Majority will be political appointees anyway.
·
Appointment of Inspectors
Under the Act,
the President shall appoint inspectors for the Authority with the emoluments
being charged to the funds of the Authority. The inspectors appointed are not
subject to the direction or control of a person or any authority in the
performance of the functions under the Act. The inspectors are answerable to
the Board in the performance of their duties with their function including to
submit quarterly reports on the outcome of inspections carried out to the
Board. An inspector must have knowledge and background in technology and
cybersecurity. The function of the inspectors is also to ensure that a
production order or interception warrant issued under the Act is used for the
purpose for which it was issues and data retained or retrieved in accordance
with the Act is used for the purpose.
I appreciate why
the inspectors report directly to the Board from the function given to them in
the Act. In my opinion, the function of the inspector as given in the Act is
misplaced and can easily be under the Audit Department. Internal audit of an
Authority is not only about financial aspect of the operations but the mandate
as well. What special skill is needed to check that an interception warrant
issued has been used for the intended purpose that the internal auditor cannot
have? What are computer audit trails for? Inspectors of an Authority are not to be like
internal auditors of the Authority to be reporting to the Board but should be
inspectors of the Authority for making sure cybersecurity directives and risk
management controls and tools are being adhered to by operators in the
cyberspace. Do you need knowledge and background in technology and
cybersecurity to report on how a production order or interception warrant has
been used? I think not.
Also even as it
stands now, how can the inspectors appointment by the President not be under
the direction and control of any person or authority when they are to report to
the Board? It is a contradiction since they are under the control of the Board.
The functions of
the inspectors should be external to the Authority. The Board should therefore be allowed to appoint
inspectors who really should be an integral part of the Authority. The
Inspectors of the Authority should actually be reporting to, under the
direction and control of the Director-General. If care is not taken these
inspectors having been appointed by the President will grow “wings” and see
themselves above the Director-General.

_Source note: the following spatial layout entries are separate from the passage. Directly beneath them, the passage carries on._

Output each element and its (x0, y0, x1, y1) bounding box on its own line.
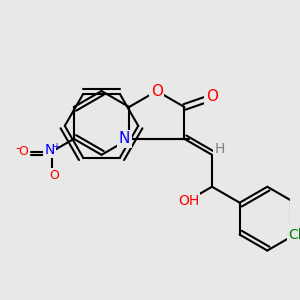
Text: Cl: Cl (288, 228, 300, 242)
Text: -: - (15, 142, 20, 155)
Text: N: N (118, 131, 130, 146)
Text: O: O (206, 89, 218, 104)
Text: O: O (18, 145, 28, 158)
Text: H: H (214, 142, 225, 156)
Text: O: O (151, 83, 163, 98)
Text: O: O (49, 169, 59, 182)
Text: +: + (52, 142, 60, 152)
Text: N: N (45, 143, 55, 157)
Text: OH: OH (178, 194, 199, 208)
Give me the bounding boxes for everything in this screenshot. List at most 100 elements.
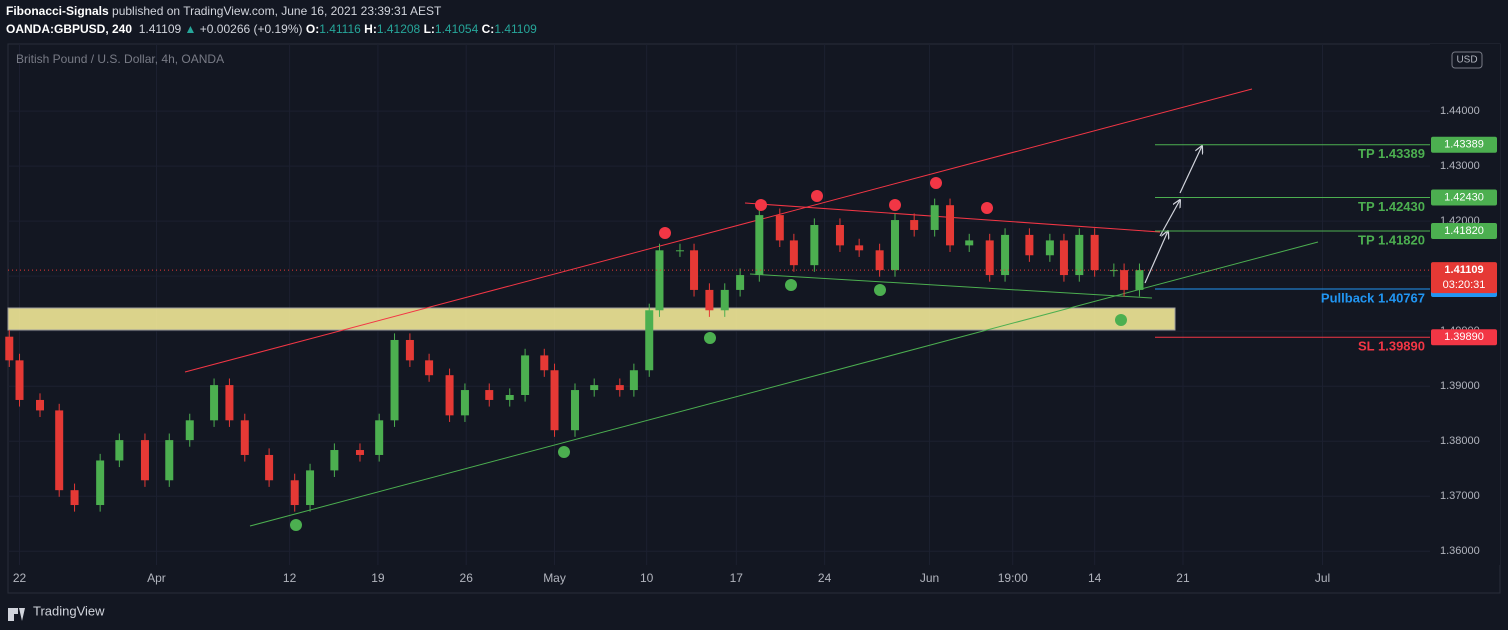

I foresee administrative challenges and
conflict.
CONCLUSION
Security is not
foolproof either in the physical space or cyberspace and I concede that due to
technology ignorance, adapting existing traditional legal standards to
cyberspace can be daunting to legislatures and judges who are likely then to
use a “belt and braces” approach which may not be workable till the issues are
understood.
The general
governance structure of the Act is biased towards protection of national
critical information systems and networks though the Act is said to also promote
the security of both private and public computers as well as computer systems
in cyberspace.
An attack on a
nation state in the traditional world is even more difficult to stop than an
attack in cyberspace. It is more difficult stopping a missile attack in Ghana
from another country than a cyberattack. However, it seems fear has been put
into the politicians about a “space” they cannot see but only the cybersecurity
experts can, thereby creating a cumbersome governance structure by the Act for
the politicians to seem to be in control to take the blame, whilst the experts
earn a living at the background. The potential organizational dysfunctional
conflict and power struggle is high in the governance structure.